There were so many different combinations of pink tennis outfits — tie dye, hot pink, light pink, black with pink…it was quite the rosy scene.
It seems fitting to have a tennis tournament that raises money for breast cancer outreach because both tennis and cancer can be epic battles. Hand-to-hand combat is required at times in both. Yannick Noah said once “I have always considered tennis as a combat in an arena between two gladiators who have their racquets and their courage as their weapons.” Guess what? Cancer required combat, too, and I’ve strapped on the gladiator mentality more than once, with courage as my main weapon.
I hadn’t realized just how many parallels can be drawn between tennis and cancer until now. Both require stamina and strategy. Both can be seen as a battle. Neither ensures any guarantees — the best player doesn’t always win, and sometimes the player does all she can and does everything right but doesn’t clench victory. Billie Jean King said that tennis is “a perfect combination of violent action taking place in an atmosphere of total tranquility.” Ever stepped into an infusion room of an oncology clinic? It’s serene with soft colors on the walls, nurses with soft-soled shoes, fluffy and warm blankets if you feel a chill, and it’s perfectly acceptable to close your eyes and doze off. Meanwhile, poison drips into your veins — literally — or an injection sends a powerful hormone into your muscles to circumvent the wiring in your system and shut down your ovaries. Violent action in an atmosphere of total tranquility.

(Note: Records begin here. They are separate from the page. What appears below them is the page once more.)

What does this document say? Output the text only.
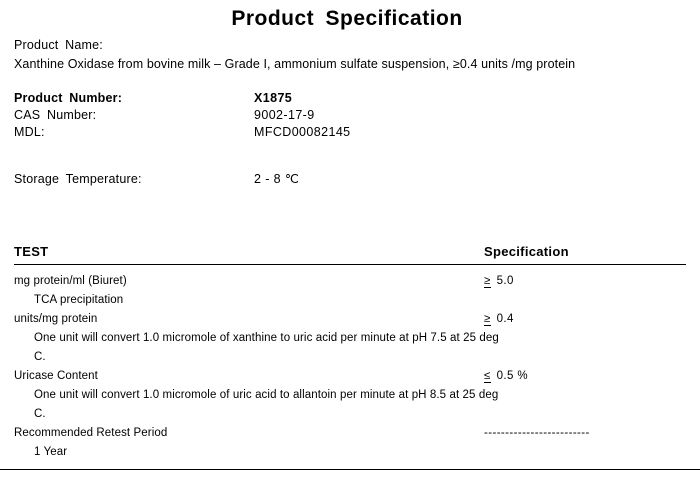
Product Specification
Product Name:
Xanthine Oxidase from bovine milk – Grade I, ammonium sulfate suspension, ≥0.4 units /mg protein
Product Number:	X1875
CAS Number:	9002-17-9
MDL:	MFCD00082145
Storage Temperature:	2 - 8 ℃
TEST	Specification
mg protein/ml (Biuret)	≥ 5.0
TCA precipitation
units/mg protein	≥ 0.4
One unit will convert 1.0 micromole of xanthine to uric acid per minute at pH 7.5 at 25 deg C.
Uricase Content	≤ 0.5 %
One unit will convert 1.0 micromole of uric acid to allantoin per minute at pH 8.5 at 25 deg C.
Recommended Retest Period	-------------------------
1 Year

Pete Sampras said “It’s one-on-one out there, man. There is no hiding. I can’t pass the ball.” Was he talking about tennis or cancer? Could be either one. Could go either way. It is definitely true of both. There have been few times that I felt like hiding along my cancer “journey” because I’m a “grit your teeth and get through it” kind of girl, but there’ve been plenty of times I wish I could pass the ball. Let someone else take over for a while.
My good friends at Fiat of Clear Lake were generous enough to sponsor the Swing for the Cure tournament this year. A very nice and much-appreciated gesture, for sure.
How cute is this car??
Fiat teamed up with the Breast Cancer Research Foundation to come up with this cutie. Available in white or silver, the Pink Ribbon Fiat features a pink stripe and a pink ribbon on each side of the 250 special-edition cars, along with super-cool interior designs. I may need to get a set of these floor mats for my car.

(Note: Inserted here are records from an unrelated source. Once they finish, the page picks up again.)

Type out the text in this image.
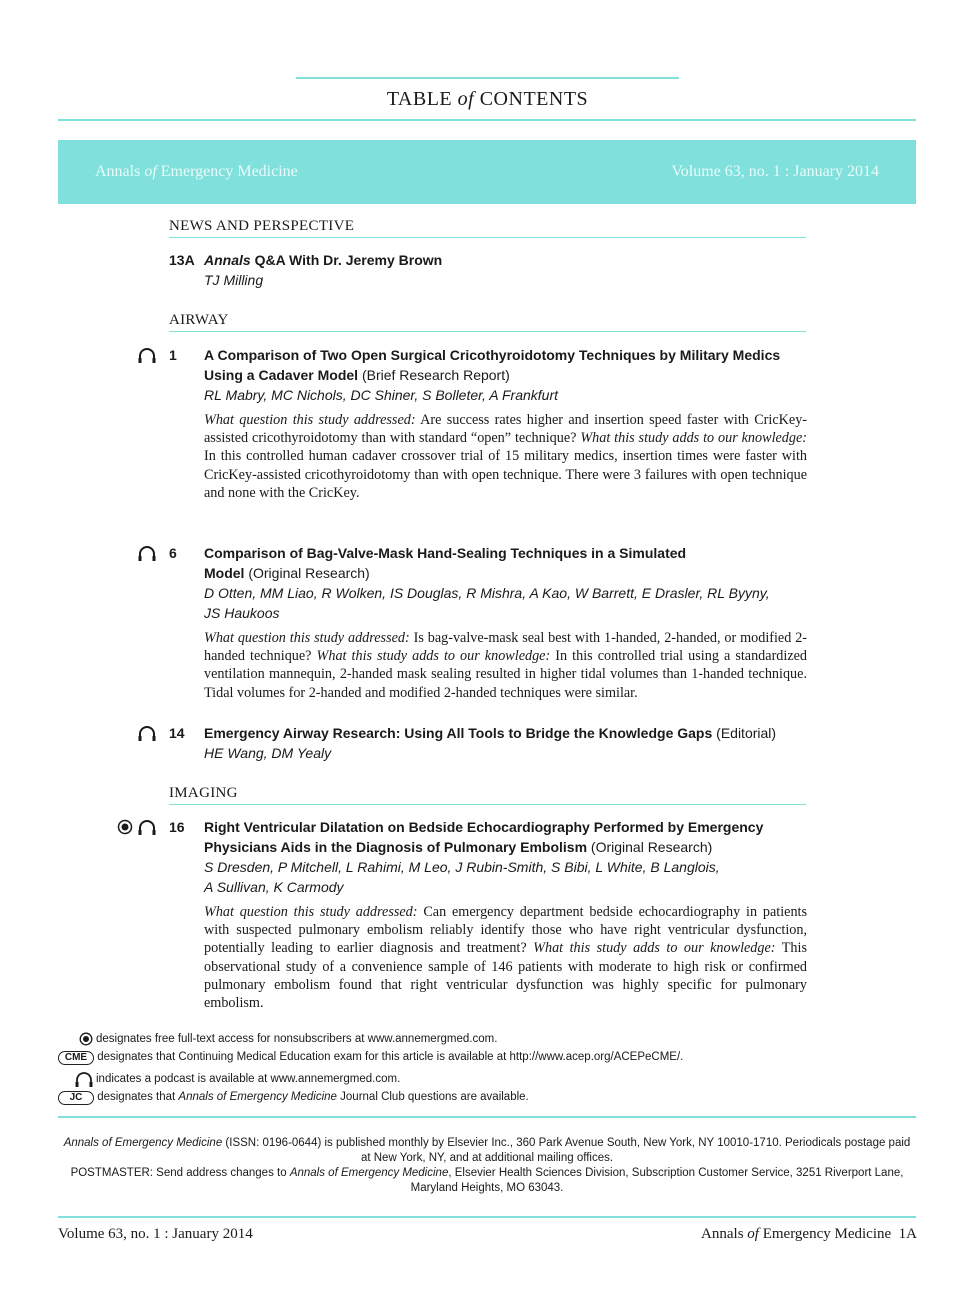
TABLE of CONTENTS
Annals of Emergency Medicine	Volume 63, no. 1 : January 2014
NEWS AND PERSPECTIVE
13A Annals Q&A With Dr. Jeremy Brown
TJ Milling
AIRWAY
1 A Comparison of Two Open Surgical Cricothyroidotomy Techniques by Military Medics
Using a Cadaver Model (Brief Research Report)
RL Mabry, MC Nichols, DC Shiner, S Bolleter, A Frankfurt
What question this study addressed: Are success rates higher and insertion speed faster with CricKey-assisted cricothyroidotomy than with standard “open” technique? What this study adds to our knowledge: In this controlled human cadaver crossover trial of 15 military medics, insertion times were faster with CricKey-assisted cricothyroidotomy than with open technique. There were 3 failures with open technique and none with the CricKey.
6 Comparison of Bag-Valve-Mask Hand-Sealing Techniques in a Simulated
Model (Original Research)
D Otten, MM Liao, R Wolken, IS Douglas, R Mishra, A Kao, W Barrett, E Drasler, RL Byyny,
JS Haukoos
What question this study addressed: Is bag-valve-mask seal best with 1-handed, 2-handed, or modified 2-handed technique? What this study adds to our knowledge: In this controlled trial using a standardized ventilation mannequin, 2-handed mask sealing resulted in higher tidal volumes than 1-handed technique. Tidal volumes for 2-handed and modified 2-handed techniques were similar.
14 Emergency Airway Research: Using All Tools to Bridge the Knowledge Gaps (Editorial)
HE Wang, DM Yealy
IMAGING
16 Right Ventricular Dilatation on Bedside Echocardiography Performed by Emergency
Physicians Aids in the Diagnosis of Pulmonary Embolism (Original Research)
S Dresden, P Mitchell, L Rahimi, M Leo, J Rubin-Smith, S Bibi, L White, B Langlois,
A Sullivan, K Carmody
What question this study addressed: Can emergency department bedside echocardiography in patients with suspected pulmonary embolism reliably identify those who have right ventricular dysfunction, potentially leading to earlier diagnosis and treatment? What this study adds to our knowledge: This observational study of a convenience sample of 146 patients with moderate to high risk or confirmed pulmonary embolism found that right ventricular dysfunction was highly specific for pulmonary embolism.
designates free full-text access for nonsubscribers at www.annemergmed.com.
CME designates that Continuing Medical Education exam for this article is available at http://www.acep.org/ACEPeCME/.
indicates a podcast is available at www.annemergmed.com.
JC designates that Annals of Emergency Medicine Journal Club questions are available.
Annals of Emergency Medicine (ISSN: 0196-0644) is published monthly by Elsevier Inc., 360 Park Avenue South, New York, NY 10010-1710. Periodicals postage paid
at New York, NY, and at additional mailing offices.
POSTMASTER: Send address changes to Annals of Emergency Medicine, Elsevier Health Sciences Division, Subscription Customer Service, 3251 Riverport Lane,
Maryland Heights, MO 63043.
Volume 63, no. 1 : January 2014	Annals of Emergency Medicine 1A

The pink ribbon along the side stripe isn’t in-your-face loud, but conveys the message quite nicely.
“The Fiat 500 Pink Ribbon edition offers a unique and stylish way to express their support, help fund breast cancer research and ultimately drive change,” said Laura Soave, head of Fiat North America.
My partner Julie and I were ready to drive change, for sure. We posed for our team photo then headed onto the courts to beat up on breast cancer.

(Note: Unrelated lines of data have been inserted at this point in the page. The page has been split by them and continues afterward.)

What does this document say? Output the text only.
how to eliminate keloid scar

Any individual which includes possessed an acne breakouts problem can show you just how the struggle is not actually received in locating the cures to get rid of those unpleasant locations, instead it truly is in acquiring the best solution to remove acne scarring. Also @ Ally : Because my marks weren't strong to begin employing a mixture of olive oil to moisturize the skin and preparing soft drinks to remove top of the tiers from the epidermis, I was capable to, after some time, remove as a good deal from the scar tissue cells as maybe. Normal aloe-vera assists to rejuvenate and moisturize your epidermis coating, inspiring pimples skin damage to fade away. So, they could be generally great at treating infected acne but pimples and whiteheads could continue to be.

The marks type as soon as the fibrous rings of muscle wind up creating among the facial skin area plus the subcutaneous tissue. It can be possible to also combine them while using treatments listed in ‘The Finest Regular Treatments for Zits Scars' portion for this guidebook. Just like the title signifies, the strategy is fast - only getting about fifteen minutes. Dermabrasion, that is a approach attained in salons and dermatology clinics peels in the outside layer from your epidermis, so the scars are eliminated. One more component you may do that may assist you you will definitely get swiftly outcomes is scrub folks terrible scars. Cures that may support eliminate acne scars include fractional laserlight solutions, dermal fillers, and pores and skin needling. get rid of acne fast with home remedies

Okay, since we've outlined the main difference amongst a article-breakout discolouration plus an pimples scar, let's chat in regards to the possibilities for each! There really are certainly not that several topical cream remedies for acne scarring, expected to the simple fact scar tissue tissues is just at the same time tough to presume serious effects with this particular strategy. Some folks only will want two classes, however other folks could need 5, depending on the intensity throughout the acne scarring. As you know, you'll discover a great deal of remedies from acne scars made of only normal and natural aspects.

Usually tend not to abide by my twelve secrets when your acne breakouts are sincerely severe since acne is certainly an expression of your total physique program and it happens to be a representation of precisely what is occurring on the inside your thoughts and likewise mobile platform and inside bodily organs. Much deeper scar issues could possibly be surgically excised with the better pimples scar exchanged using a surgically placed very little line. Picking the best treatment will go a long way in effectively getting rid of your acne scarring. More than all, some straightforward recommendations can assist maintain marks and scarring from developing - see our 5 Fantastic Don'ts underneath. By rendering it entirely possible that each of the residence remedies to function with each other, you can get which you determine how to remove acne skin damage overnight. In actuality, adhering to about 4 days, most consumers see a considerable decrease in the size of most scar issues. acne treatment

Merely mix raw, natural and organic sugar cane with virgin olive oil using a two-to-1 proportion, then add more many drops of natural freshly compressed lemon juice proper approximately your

I’m so glad Fiat chose to partner with the BCRF. I’ve said my piece about my disappointment with that other breast cancer organization. Yes, that other organization has increased awareness, decreased stigma, and paved the way for lots of effective change, but the BCRF wants to take all that a step further:
“The mission of The Breast Cancer Research Foundation is to achieve prevention and a cure for breast cancer in our lifetime by providing critical funding for innovative clinical and translational research at leading medical centers worldwide, and increasing public awareness about good breast health. Currently, over 90 cents of every dollar donated goes to breast cancer research and awareness programs.”
That’s good stuff.
“The BCRF was founded in 1993 by Evelyn H. Lauder as an independent, not-for-profit organization dedicated to funding innovative clinical and translational research. In October 2011, BCRF will award $36.5 million to 186 scientists across the United States, Canada, Latin America, Europe, the Middle East, Australia and China. With exceptionally low administrative costs, BCRF continues to be one of the most efficient organizations in the country and is designated an “A+” charity by The American Institute of Philanthropy, the only cancer organization to achieve this.”
Great friends, a day of tennis, and a good cause — it doesn’t get any better than that.